The main drivers are the equitization of corporate assets, the deepening of capital markets, new issuances and privatizations in emerging economies. In 2022 Shanghai Stock Exchange and Shenzhen Stock Exchange were, according to Deloitte China, set to retain 1st and 2nd positions in the global IPO ranking by funds raised as of 30 September 2022. Korea Stock Exchange came third, with Hong Kong and DIFC Dubai ranking at 4th and 5th place.

By the end of Q3/2022, the Chinese Mainland IPO market was projected to have 285 new listings raising RMB464.1b, a 23 per cent drop in the number of new listings compared to 2021, but a 26 per cent increase in raised capital, up from RMB 369,8b. During the same period, Hong Kong recorded 47 listings raising HKD54.7b, down from 73 IPOs raising HK288.5b in the same period in 2021.

The Demographic Divide

Figure 6. Global Stock Exchanges Ranked by No. of IPOs and Capital Raised 2022. Source: Dealogic, Nikkei Asia, 2022.

Most emerging economies’ stock exchanges still do not have the liquidity to rival their counterparts in developed economies. Larger corporates in emerging economies need to tap into deep pools of capital as long as large pools of investors are not available in their domestic markets.

The Demographic Divide

Figure 7. Domicile of Top-50 Performing Companies in MSCI ACWI Index (%). Source: Goldman Sachs Research, 2023.

Shift in Global Governance

The ending of the decades-old correlation between the size of a national economy and per capita income shall have a profound impact on global geopolitical governance.

After nearly a century as the world’s preeminent superpower, the US will relinquish this title to China after 2030. The size of the US economy and its relative strong annual growth, combined with China’s deeply troubled domestic economy, will prevent China from rapidly outpacing the US, which will remain a global power. Relative per capita wealth in emerging economies will remain low. By 2050, the 5 largest economies, in both real $ US and PPP terms, will include 3 of the G-20’s poorest members: India, China, and Brazil. To compare: in 2010, 7 of the G-20 largest 8 members were among its richest in $ US terms. Average income in the G-20’s 10 emerging economies will rise in 2050 to $22,000, less than 60 per cent of the average income of the G-7 countries today. When calculated in PPP terms, the average income in emerging economies will be less than 50 per cent of the G7-countries’ income in 2050.

The Demographic Divide

Figure 8. Per Capita GDP Real $US for the United States, India, and China, 2009-2050. Source: U. Padush and B. Stamil, The G-20 in 2050, Carnegie Endowment, 2009.

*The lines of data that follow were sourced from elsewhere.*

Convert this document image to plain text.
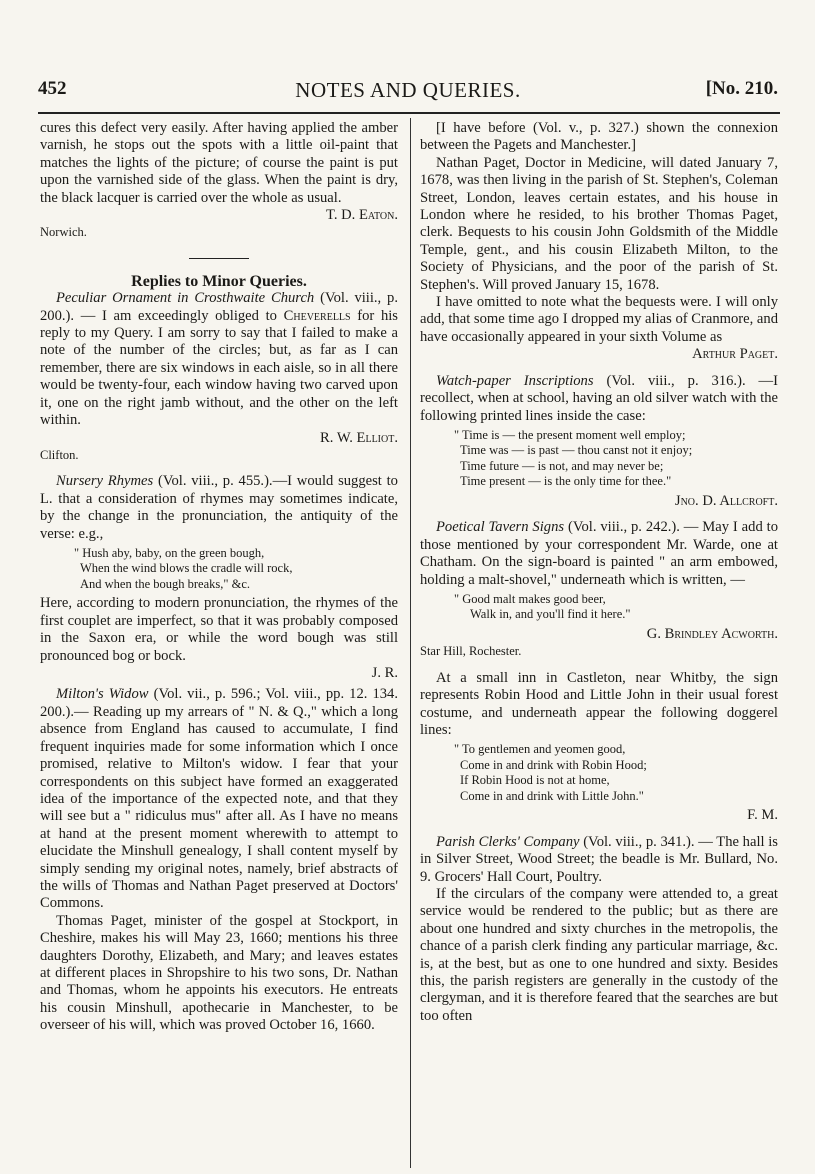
452	NOTES AND QUERIES.	[No. 210.

cures this defect very easily. After having applied the amber varnish, he stops out the spots with a little oil-paint that matches the lights of the picture; of course the paint is put upon the varnished side of the glass. When the paint is dry, the black lacquer is carried over the whole as usual.

T. D. Eaton.

Norwich.

Replies to Minor Queries.

Peculiar Ornament in Crosthwaite Church (Vol. viii., p. 200.). — I am exceedingly obliged to Cheverells for his reply to my Query. I am sorry to say that I failed to make a note of the number of the circles; but, as far as I can remember, there are six windows in each aisle, so in all there would be twenty-four, each window having two carved upon it, one on the right jamb without, and the other on the left within.

R. W. Elliot.

Clifton.

Nursery Rhymes (Vol. viii., p. 455.).—I would suggest to L. that a consideration of rhymes may sometimes indicate, by the change in the pronunciation, the antiquity of the verse: e.g.,

" Hush aby, baby, on the green bough,
When the wind blows the cradle will rock,
And when the bough breaks," &c.

Here, according to modern pronunciation, the rhymes of the first couplet are imperfect, so that it was probably composed in the Saxon era, or while the word bough was still pronounced bog or bock.

J. R.

Milton's Widow (Vol. vii., p. 596.; Vol. viii., pp. 12. 134. 200.).— Reading up my arrears of " N. & Q.," which a long absence from England has caused to accumulate, I find frequent inquiries made for some information which I once promised, relative to Milton's widow. I fear that your correspondents on this subject have formed an exaggerated idea of the importance of the expected note, and that they will see but a " ridiculus mus" after all. As I have no means at hand at the present moment wherewith to attempt to elucidate the Minshull genealogy, I shall content myself by simply sending my original notes, namely, brief abstracts of the wills of Thomas and Nathan Paget preserved at Doctors' Commons.

Thomas Paget, minister of the gospel at Stockport, in Cheshire, makes his will May 23, 1660; mentions his three daughters Dorothy, Elizabeth, and Mary; and leaves estates at different places in Shropshire to his two sons, Dr. Nathan and Thomas, whom he appoints his executors. He entreats his cousin Minshull, apothecarie in Manchester, to be overseer of his will, which was proved October 16, 1660.

[I have before (Vol. v., p. 327.) shown the connexion between the Pagets and Manchester.]

Nathan Paget, Doctor in Medicine, will dated January 7, 1678, was then living in the parish of St. Stephen's, Coleman Street, London, leaves certain estates, and his house in London where he resided, to his brother Thomas Paget, clerk. Bequests to his cousin John Goldsmith of the Middle Temple, gent., and his cousin Elizabeth Milton, to the Society of Physicians, and the poor of the parish of St. Stephen's. Will proved January 15, 1678.

I have omitted to note what the bequests were. I will only add, that some time ago I dropped my alias of Cranmore, and have occasionally appeared in your sixth Volume as

Arthur Paget.

Watch-paper Inscriptions (Vol. viii., p. 316.). —I recollect, when at school, having an old silver watch with the following printed lines inside the case:

" Time is — the present moment well employ;
Time was — is past — thou canst not it enjoy;
Time future — is not, and may never be;
Time present — is the only time for thee."

Jno. D. Allcroft.

Poetical Tavern Signs (Vol. viii., p. 242.). — May I add to those mentioned by your correspondent Mr. Warde, one at Chatham. On the sign-board is painted " an arm embowed, holding a malt-shovel," underneath which is written, —

" Good malt makes good beer,
Walk in, and you'll find it here."

G. Brindley Acworth.

Star Hill, Rochester.

At a small inn in Castleton, near Whitby, the sign represents Robin Hood and Little John in their usual forest costume, and underneath appear the following doggerel lines:

" To gentlemen and yeomen good,
Come in and drink with Robin Hood;
If Robin Hood is not at home,
Come in and drink with Little John."

F. M.

Parish Clerks' Company (Vol. viii., p. 341.). — The hall is in Silver Street, Wood Street; the beadle is Mr. Bullard, No. 9. Grocers' Hall Court, Poultry.

If the circulars of the company were attended to, a great service would be rendered to the public; but as there are about one hundred and sixty churches in the metropolis, the chance of a parish clerk finding any particular marriage, &c. is, at the best, but as one to one hundred and sixty. Besides this, the parish registers are generally in the custody of the clergyman, and it is therefore feared that the searches are but too often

As a consequence, the traditional correlation between wealth and the size of a national economy in real $ US, will disappear, and will run negative in 2050 in PPP terms. As low- and middle income emerging economies increase their global market share, traditional distinctions between “developed” and “emerging”, and between “creditor nations” and “debtor nations”, wordings reminiscent of the colonial era, will become outdated.

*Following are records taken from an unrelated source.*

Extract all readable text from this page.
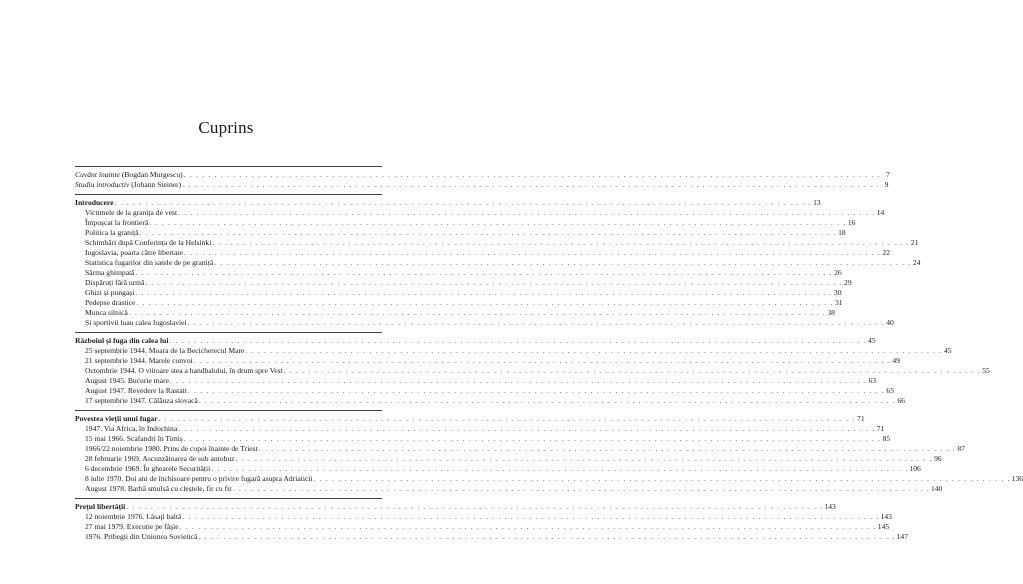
Cuprins
Cuvânt înainte (Bogdan Murgescu) . . . . . . . . . . . . . . . . . . . . . . . . . . . . . . . . . . . . . . . . . . . . . . . . . . . . . . . . . . . . . . . . . . . . . . . . . . . . . . . . . . . . . . . . . . . . . . . . . . . . . . . . . . . . . . . . . 7
Studiu introductiv (Johann Steiner) . . . . . . . . . . . . . . . . . . . . . . . . . . . . . . . . . . . . . . . . . . . . . . . . . . . . . . . . . . . . . . . . . . . . . . . . . . . . . . . . . . . . . . . . . . . . . . . . . . . . . . . . . . . . . . . . . 9
Introducere . . . . . . . . . . . . . . . . . . . . . . . . . . . . . . . . . . . . . . . . . . . . . . . . . . . . . . . . . . . . . . . . . . . . . . . . . . . . . . . . . . . . . . . . . . . . . . . . . . . . . . . . . . . . . . . . . 13
Victimele de la granița de vest . . . . . . . . . . . . . . . . . . . . . . . . . . . . . . . . . . . . . . . . . . . . . . . . . . . . . . . . . . . . . . . . . . . . . . . . . . . . . . . . . . . . . . . . . . . . . . . . . . . . . . . . . . . . . . . . . 14
Împușcat la frontieră . . . . . . . . . . . . . . . . . . . . . . . . . . . . . . . . . . . . . . . . . . . . . . . . . . . . . . . . . . . . . . . . . . . . . . . . . . . . . . . . . . . . . . . . . . . . . . . . . . . . . . . . . . . . . . . . . 16
Politica la graniță . . . . . . . . . . . . . . . . . . . . . . . . . . . . . . . . . . . . . . . . . . . . . . . . . . . . . . . . . . . . . . . . . . . . . . . . . . . . . . . . . . . . . . . . . . . . . . . . . . . . . . . . . . . . . . . . . 18
Schimbări după Conferința de la Helsinki . . . . . . . . . . . . . . . . . . . . . . . . . . . . . . . . . . . . . . . . . . . . . . . . . . . . . . . . . . . . . . . . . . . . . . . . . . . . . . . . . . . . . . . . . . . . . . . . . . . . . . . . . . . . . . . . . 21
Iugoslavia, poarta către libertate . . . . . . . . . . . . . . . . . . . . . . . . . . . . . . . . . . . . . . . . . . . . . . . . . . . . . . . . . . . . . . . . . . . . . . . . . . . . . . . . . . . . . . . . . . . . . . . . . . . . . . . . . . . . . . . . . 22
Statistica fugarilor din satele de pe graniță . . . . . . . . . . . . . . . . . . . . . . . . . . . . . . . . . . . . . . . . . . . . . . . . . . . . . . . . . . . . . . . . . . . . . . . . . . . . . . . . . . . . . . . . . . . . . . . . . . . . . . . . . . . . . . . . . 24
Sârma ghimpată . . . . . . . . . . . . . . . . . . . . . . . . . . . . . . . . . . . . . . . . . . . . . . . . . . . . . . . . . . . . . . . . . . . . . . . . . . . . . . . . . . . . . . . . . . . . . . . . . . . . . . . . . . . . . . . . . 26
Dispăruți fără urmă . . . . . . . . . . . . . . . . . . . . . . . . . . . . . . . . . . . . . . . . . . . . . . . . . . . . . . . . . . . . . . . . . . . . . . . . . . . . . . . . . . . . . . . . . . . . . . . . . . . . . . . . . . . . . . . . . 29
Ghizi și pungași . . . . . . . . . . . . . . . . . . . . . . . . . . . . . . . . . . . . . . . . . . . . . . . . . . . . . . . . . . . . . . . . . . . . . . . . . . . . . . . . . . . . . . . . . . . . . . . . . . . . . . . . . . . . . . . . . 30
Pedepse drastice . . . . . . . . . . . . . . . . . . . . . . . . . . . . . . . . . . . . . . . . . . . . . . . . . . . . . . . . . . . . . . . . . . . . . . . . . . . . . . . . . . . . . . . . . . . . . . . . . . . . . . . . . . . . . . . . . 31
Munca silnică . . . . . . . . . . . . . . . . . . . . . . . . . . . . . . . . . . . . . . . . . . . . . . . . . . . . . . . . . . . . . . . . . . . . . . . . . . . . . . . . . . . . . . . . . . . . . . . . . . . . . . . . . . . . . . . . . 38
Și sportivii luau calea Iugoslaviei . . . . . . . . . . . . . . . . . . . . . . . . . . . . . . . . . . . . . . . . . . . . . . . . . . . . . . . . . . . . . . . . . . . . . . . . . . . . . . . . . . . . . . . . . . . . . . . . . . . . . . . . . . . . . . . . . 40
Războiul și fuga din calea lui . . . . . . . . . . . . . . . . . . . . . . . . . . . . . . . . . . . . . . . . . . . . . . . . . . . . . . . . . . . . . . . . . . . . . . . . . . . . . . . . . . . . . . . . . . . . . . . . . . . . . . . . . . . . . . . . . 45
25 septembrie 1944. Moara de la Becicherecul Mare . . . . . . . . . . . . . . . . . . . . . . . . . . . . . . . . . . . . . . . . . . . . . . . . . . . . . . . . . . . . . . . . . . . . . . . . . . . . . . . . . . . . . . . . . . . . . . . . . . . . . . . . . . . . . . . . . 45
21 septembrie 1944. Marele convoi . . . . . . . . . . . . . . . . . . . . . . . . . . . . . . . . . . . . . . . . . . . . . . . . . . . . . . . . . . . . . . . . . . . . . . . . . . . . . . . . . . . . . . . . . . . . . . . . . . . . . . . . . . . . . . . . . 49
Octombrie 1944. O viitoare stea a handbalului, în drum spre Vest . . . . . . . . . . . . . . . . . . . . . . . . . . . . . . . . . . . . . . . . . . . . . . . . . . . . . . . . . . . . . . . . . . . . . . . . . . . . . . . . . . . . . . . . . . . . . . . . . . . . . . . . . . . . . . . . . 55
August 1945. Bucurie mare . . . . . . . . . . . . . . . . . . . . . . . . . . . . . . . . . . . . . . . . . . . . . . . . . . . . . . . . . . . . . . . . . . . . . . . . . . . . . . . . . . . . . . . . . . . . . . . . . . . . . . . . . . . . . . . . . 63
August 1947. Revedere la Rastatt . . . . . . . . . . . . . . . . . . . . . . . . . . . . . . . . . . . . . . . . . . . . . . . . . . . . . . . . . . . . . . . . . . . . . . . . . . . . . . . . . . . . . . . . . . . . . . . . . . . . . . . . . . . . . . . . . 65
17 septembrie 1947. Călăuza slovacă . . . . . . . . . . . . . . . . . . . . . . . . . . . . . . . . . . . . . . . . . . . . . . . . . . . . . . . . . . . . . . . . . . . . . . . . . . . . . . . . . . . . . . . . . . . . . . . . . . . . . . . . . . . . . . . . . 66
Povestea vieții unui fugar . . . . . . . . . . . . . . . . . . . . . . . . . . . . . . . . . . . . . . . . . . . . . . . . . . . . . . . . . . . . . . . . . . . . . . . . . . . . . . . . . . . . . . . . . . . . . . . . . . . . . . . . . . . . . . . . . 71
1947. Via Africa, în Indochina . . . . . . . . . . . . . . . . . . . . . . . . . . . . . . . . . . . . . . . . . . . . . . . . . . . . . . . . . . . . . . . . . . . . . . . . . . . . . . . . . . . . . . . . . . . . . . . . . . . . . . . . . . . . . . . . . 71
15 mai 1966. Scafandri în Timiș . . . . . . . . . . . . . . . . . . . . . . . . . . . . . . . . . . . . . . . . . . . . . . . . . . . . . . . . . . . . . . . . . . . . . . . . . . . . . . . . . . . . . . . . . . . . . . . . . . . . . . . . . . . . . . . . . 85
1966/22 noiembrie 1980. Prins de copoi înainte de Triest . . . . . . . . . . . . . . . . . . . . . . . . . . . . . . . . . . . . . . . . . . . . . . . . . . . . . . . . . . . . . . . . . . . . . . . . . . . . . . . . . . . . . . . . . . . . . . . . . . . . . . . . . . . . . . . . . 87
28 februarie 1969. Ascunzătoarea de sub autobuz . . . . . . . . . . . . . . . . . . . . . . . . . . . . . . . . . . . . . . . . . . . . . . . . . . . . . . . . . . . . . . . . . . . . . . . . . . . . . . . . . . . . . . . . . . . . . . . . . . . . . . . . . . . . . . . . . 96
6 decembrie 1969. În ghearele Securității . . . . . . . . . . . . . . . . . . . . . . . . . . . . . . . . . . . . . . . . . . . . . . . . . . . . . . . . . . . . . . . . . . . . . . . . . . . . . . . . . . . . . . . . . . . . . . . . . . . . . . . . . . . . . . . . . 106
8 iulie 1970. Doi ani de închisoare pentru o privire fugară asupra Adriaticii . . . . . . . . . . . . . . . . . . . . . . . . . . . . . . . . . . . . . . . . . . . . . . . . . . . . . . . . . . . . . . . . . . . . . . . . . . . . . . . . . . . . . . . . . . . . . . . . . . . . . . . . . . . . . . . . . 136
August 1978. Barbă smulsă cu cleștele, fir cu fir . . . . . . . . . . . . . . . . . . . . . . . . . . . . . . . . . . . . . . . . . . . . . . . . . . . . . . . . . . . . . . . . . . . . . . . . . . . . . . . . . . . . . . . . . . . . . . . . . . . . . . . . . . . . . . . . . 140
Prețul libertății . . . . . . . . . . . . . . . . . . . . . . . . . . . . . . . . . . . . . . . . . . . . . . . . . . . . . . . . . . . . . . . . . . . . . . . . . . . . . . . . . . . . . . . . . . . . . . . . . . . . . . . . . . . . . . . . . 143
12 noiembrie 1976. Lăsați baltă . . . . . . . . . . . . . . . . . . . . . . . . . . . . . . . . . . . . . . . . . . . . . . . . . . . . . . . . . . . . . . . . . . . . . . . . . . . . . . . . . . . . . . . . . . . . . . . . . . . . . . . . . . . . . . . . . 143
27 mai 1979. Execuție pe fâșie . . . . . . . . . . . . . . . . . . . . . . . . . . . . . . . . . . . . . . . . . . . . . . . . . . . . . . . . . . . . . . . . . . . . . . . . . . . . . . . . . . . . . . . . . . . . . . . . . . . . . . . . . . . . . . . . . 145
1976. Pribegii din Uniunea Sovietică . . . . . . . . . . . . . . . . . . . . . . . . . . . . . . . . . . . . . . . . . . . . . . . . . . . . . . . . . . . . . . . . . . . . . . . . . . . . . . . . . . . . . . . . . . . . . . . . . . . . . . . . . . . . . . . . . 147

The above will dramatically affect the role of supranational organizations and financial institutions. Although it is difficult, if not impossible, to forecast, how governments of these new economic epicenters will transform their economic growth into global governance, it is reasonable to anticipate that existing representative governance structures will no longer represent these fast growing markets, and are therefore likely to be marginalized over time.